Schwäbische Zeitung (Ravensburg / Weingarten)
Explodierende Farben
Werke von Diether Kunerth und Helmut Kand sind im Ottobeurer Museum zu sehen
OTTOBEUREN - Ein opulentes, Auge und Gemüt wärmendes Farbenspektakel zaubert die neue Ausstellung „Bali“im Ottobeurer Museum für zeitgenössische Kunst in den kalten, weißen Allgäuer Winter. Zwei Künstler, die das tropische Archipel im Indischen Ozean malerisch und bildhauerisch auf ganz unterschiedliche Weise spiegeln, bespielen das Haus: Helmut Kand aus Wien, der als „Poetischer Surrealist“weltweit Beachtung findet und in Djakarta als „Foreign born Indonesian Artist“ausgezeichnet wurde; und Hausherr Diether Kunerth, der das Bali-Thema seit einem Besuch 1994 auf der Insel immer wieder aufgenommen hat.

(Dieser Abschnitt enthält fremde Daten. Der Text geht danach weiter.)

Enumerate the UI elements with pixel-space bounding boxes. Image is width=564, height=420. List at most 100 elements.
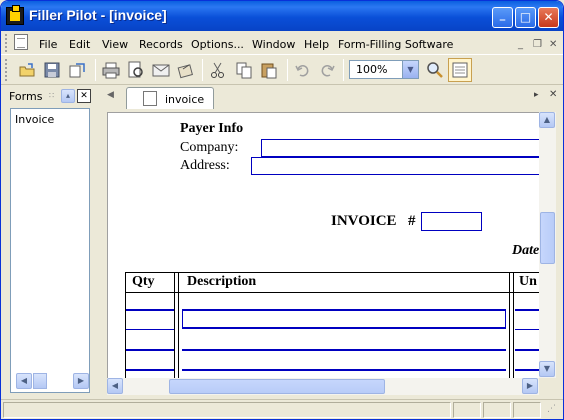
save-icon[interactable] [43, 61, 61, 79]
tab-invoice[interactable]: invoice [126, 87, 214, 109]
panel-grip-icon[interactable]: ∷ [49, 91, 54, 100]
list-item[interactable]: Invoice [15, 113, 54, 126]
status-bar: ⋰ [1, 399, 563, 419]
resize-grip-icon[interactable]: ⋰ [547, 404, 556, 414]
form-view-icon [452, 62, 468, 78]
scroll-up-button[interactable]: ▲ [539, 112, 555, 128]
row-rule [515, 329, 539, 330]
minimize-button[interactable]: _ [492, 7, 513, 28]
print-icon[interactable] [102, 61, 120, 79]
qty-field-row-1[interactable] [126, 309, 174, 329]
column-header-unit: Un [519, 274, 537, 289]
print-preview-icon[interactable] [127, 61, 145, 79]
chevron-down-icon[interactable]: ▼ [402, 61, 418, 78]
menu-options[interactable]: Options... [191, 38, 244, 51]
mdi-restore-button[interactable]: ❐ [533, 39, 542, 50]
toolbar-separator [287, 59, 288, 81]
form-view-toggle[interactable] [448, 58, 472, 82]
address-label: Address: [180, 158, 230, 173]
copy-icon[interactable] [235, 61, 253, 79]
table-header-rule [125, 292, 539, 293]
toolbar-separator [343, 59, 344, 81]
scroll-down-button[interactable]: ▼ [539, 361, 555, 377]
app-icon[interactable] [6, 5, 24, 25]
scroll-right-button[interactable]: ▶ [522, 378, 538, 394]
menu-edit[interactable]: Edit [69, 38, 90, 51]
column-header-qty: Qty [132, 274, 155, 289]
description-field-row-2[interactable] [182, 349, 506, 369]
tab-close-icon[interactable]: ✕ [549, 89, 557, 100]
zoom-icon[interactable] [426, 61, 444, 79]
forms-panel: Forms ∷ ▴ ✕ Invoice ◀ ▶ [5, 87, 93, 393]
address-field[interactable] [251, 157, 539, 175]
menubar-grip[interactable] [5, 34, 8, 52]
mdi-close-button[interactable]: ✕ [549, 39, 557, 50]
tab-scroll-right-icon[interactable]: ▸ [534, 90, 539, 100]
horizontal-scrollbar[interactable]: ◀ ▶ [107, 378, 539, 395]
qty-field-row-3[interactable] [126, 369, 174, 378]
minimize-icon: _ [499, 8, 506, 21]
menu-file[interactable]: File [39, 38, 57, 51]
status-cell-main [3, 402, 451, 418]
close-icon: ✕ [543, 10, 554, 24]
horizontal-scroll-thumb[interactable] [169, 379, 385, 394]
status-cell [513, 402, 541, 418]
document-menu-icon[interactable] [14, 34, 28, 50]
maximize-icon: □ [519, 10, 532, 24]
menu-records[interactable]: Records [139, 38, 183, 51]
title-bar[interactable]: Filler Pilot - [invoice] _ □ ✕ [1, 1, 563, 31]
column-divider [513, 272, 514, 378]
vertical-scrollbar[interactable]: ▲ ▼ [539, 112, 556, 378]
cut-icon[interactable] [209, 61, 227, 79]
company-field[interactable] [261, 139, 539, 157]
document-area: ◀ invoice ▸ ✕ Payer Info Company: Addres… [99, 87, 563, 395]
forms-list: Invoice ◀ ▶ [10, 108, 90, 393]
open-icon[interactable] [18, 61, 36, 79]
attach-icon[interactable] [177, 61, 195, 79]
scroll-left-button[interactable]: ◀ [16, 373, 32, 389]
menu-help[interactable]: Help [304, 38, 329, 51]
panel-collapse-button[interactable]: ▴ [61, 89, 75, 103]
scroll-left-button[interactable]: ◀ [107, 378, 123, 394]
column-header-description: Description [187, 274, 257, 289]
invoice-number-field[interactable] [421, 212, 482, 231]
payer-info-heading: Payer Info [180, 121, 244, 136]
column-divider [178, 272, 179, 378]
column-divider [509, 272, 510, 378]
menu-form-filling-software[interactable]: Form-Filling Software [338, 38, 453, 51]
document-icon [143, 91, 157, 106]
status-cell [483, 402, 511, 418]
horizontal-scroll-thumb[interactable] [33, 373, 47, 389]
vertical-scroll-thumb[interactable] [540, 212, 555, 264]
panel-close-button[interactable]: ✕ [77, 89, 91, 103]
menu-view[interactable]: View [102, 38, 128, 51]
export-icon[interactable] [68, 61, 86, 79]
toolbar-separator [95, 59, 96, 81]
redo-icon[interactable] [318, 61, 336, 79]
unit-field-row-3[interactable] [515, 369, 539, 378]
zoom-select[interactable]: 100% ▼ [349, 60, 419, 79]
undo-icon[interactable] [294, 61, 312, 79]
email-icon[interactable] [152, 61, 170, 79]
paste-icon[interactable] [260, 61, 278, 79]
close-button[interactable]: ✕ [538, 7, 559, 28]
mdi-minimize-button[interactable]: _ [518, 39, 523, 50]
qty-field-row-2[interactable] [126, 349, 174, 369]
unit-field-row-2[interactable] [515, 349, 539, 369]
toolbar-grip[interactable] [5, 59, 8, 81]
tab-label: invoice [165, 93, 205, 106]
description-field-row-3[interactable] [182, 369, 506, 378]
tab-scroll-left-icon[interactable]: ◀ [107, 90, 114, 100]
maximize-button[interactable]: □ [515, 7, 536, 28]
row-rule [126, 329, 174, 330]
unit-field-row-1[interactable] [515, 309, 539, 329]
forms-panel-title: Forms [9, 90, 43, 103]
column-divider [174, 272, 175, 378]
scroll-right-button[interactable]: ▶ [73, 373, 89, 389]
invoice-hash: # [408, 213, 416, 229]
description-field-row-1[interactable] [182, 309, 506, 329]
status-cell [453, 402, 481, 418]
toolbar-separator [202, 59, 203, 81]
date-label: Date [512, 243, 539, 258]
menu-window[interactable]: Window [252, 38, 295, 51]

Kand hat Bali über 20-mal besucht, zuletzt diesen Sommer, um seine „Bali-Batterie wieder aufzuladen“, wie er es nennt. Denn im Gegensatz zu Kunerth hatte er seinen Bali-Zyklus bereits abgeschlossen, vieles davon war verkauft und musste für die Ausstellung wieder geliehen werden – manches wurde sogar neu gemalt.
Kleine Boshaftigkeiten
Sowohl Kunerth als auch Kand betonen, Bali mit seiner exotischen Götterund Dämonenwelt, mit seinen paradiesischen Landschaften und feiernden Menschen habe sie künstlerisch verändert. Kunerth, der sich als Maler zuvor in einer Weiß-Phase bewegt hatte, fand wieder zurück zur Polychromie früherer Perioden. Kand verdichtete seine von jeher intensive Farbigkeit noch, öffnete sich zugleich neuen Themen. Auf Empörungen und Hässlichkeiten wie in seinen Werken davor verzichtete er fast völlig.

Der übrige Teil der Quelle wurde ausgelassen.